Adding to this site’s archives of BC Supreme Court damage assessments for Thoracic Outlet Syndrome, reasons for judgement were released last month addressing such an injury.
In last month’s case (Jawanda v. Samra) the Plaintiff was injured in a 2006 collision.  She was 29 years old at the time and 35 by the of her trial.  She suffered from Thoracic Outlet Syndrome as a result of the collision with accompanying chronic pain.  The Plaintiff, although able to hold down employment despite her injury, remained symptomatic and the injuries were expected to be permanent.  The Court accepted the following medical evidence addressing prognosis:
 With respect to her thoracic outlet syndrome, it is now a permanent injury to the scalene muscles in an already compromised thoracic outlet due to her congenital cervical ribs. It is my opinion that Ms. Jawanda’s symptoms are unlikely to change or improve but it is my opinion that the symptoms of numbness and tingling and paresthesias would get worse if she was forced to overdo it or continue to do heavy activities which exacerbated her symptoms.
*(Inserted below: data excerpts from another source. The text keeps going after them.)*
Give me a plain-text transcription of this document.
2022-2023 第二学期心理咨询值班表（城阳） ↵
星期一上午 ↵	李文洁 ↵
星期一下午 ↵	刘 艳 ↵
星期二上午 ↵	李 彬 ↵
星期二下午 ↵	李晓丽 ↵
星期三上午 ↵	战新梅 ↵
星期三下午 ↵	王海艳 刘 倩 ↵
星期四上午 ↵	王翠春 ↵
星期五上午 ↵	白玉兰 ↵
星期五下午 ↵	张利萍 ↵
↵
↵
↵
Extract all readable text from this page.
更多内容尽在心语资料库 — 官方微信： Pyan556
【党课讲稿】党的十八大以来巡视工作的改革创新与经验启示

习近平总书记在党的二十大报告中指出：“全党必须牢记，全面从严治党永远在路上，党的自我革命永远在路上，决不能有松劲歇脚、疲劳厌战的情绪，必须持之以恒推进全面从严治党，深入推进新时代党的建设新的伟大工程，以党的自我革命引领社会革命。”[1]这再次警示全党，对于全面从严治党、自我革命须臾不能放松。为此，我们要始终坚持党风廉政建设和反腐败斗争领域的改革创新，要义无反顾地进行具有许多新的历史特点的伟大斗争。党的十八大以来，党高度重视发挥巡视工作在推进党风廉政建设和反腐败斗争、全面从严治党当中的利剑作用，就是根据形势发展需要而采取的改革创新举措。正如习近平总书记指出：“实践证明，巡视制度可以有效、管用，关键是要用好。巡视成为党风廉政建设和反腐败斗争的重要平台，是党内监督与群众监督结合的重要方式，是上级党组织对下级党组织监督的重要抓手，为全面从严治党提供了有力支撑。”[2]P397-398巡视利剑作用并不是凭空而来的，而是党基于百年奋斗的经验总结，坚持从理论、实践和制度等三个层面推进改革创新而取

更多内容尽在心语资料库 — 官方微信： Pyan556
This would lead to more chronic muscle and nerve injury and more prolonged pain.
In assessing non-pecuniary danages at $75,000 Mr. Justice MacKenzie provided the following reasons:
[143]     Balancing all of the evidence I have accepted, I find Ms. Jawanda suffers from mild to moderate chronic pain and thoracic outlet syndrome. Coupled with the authorities referred to by counsel, I am satisfied a fair and appropriate award for non-pecuniary damages is $75,000.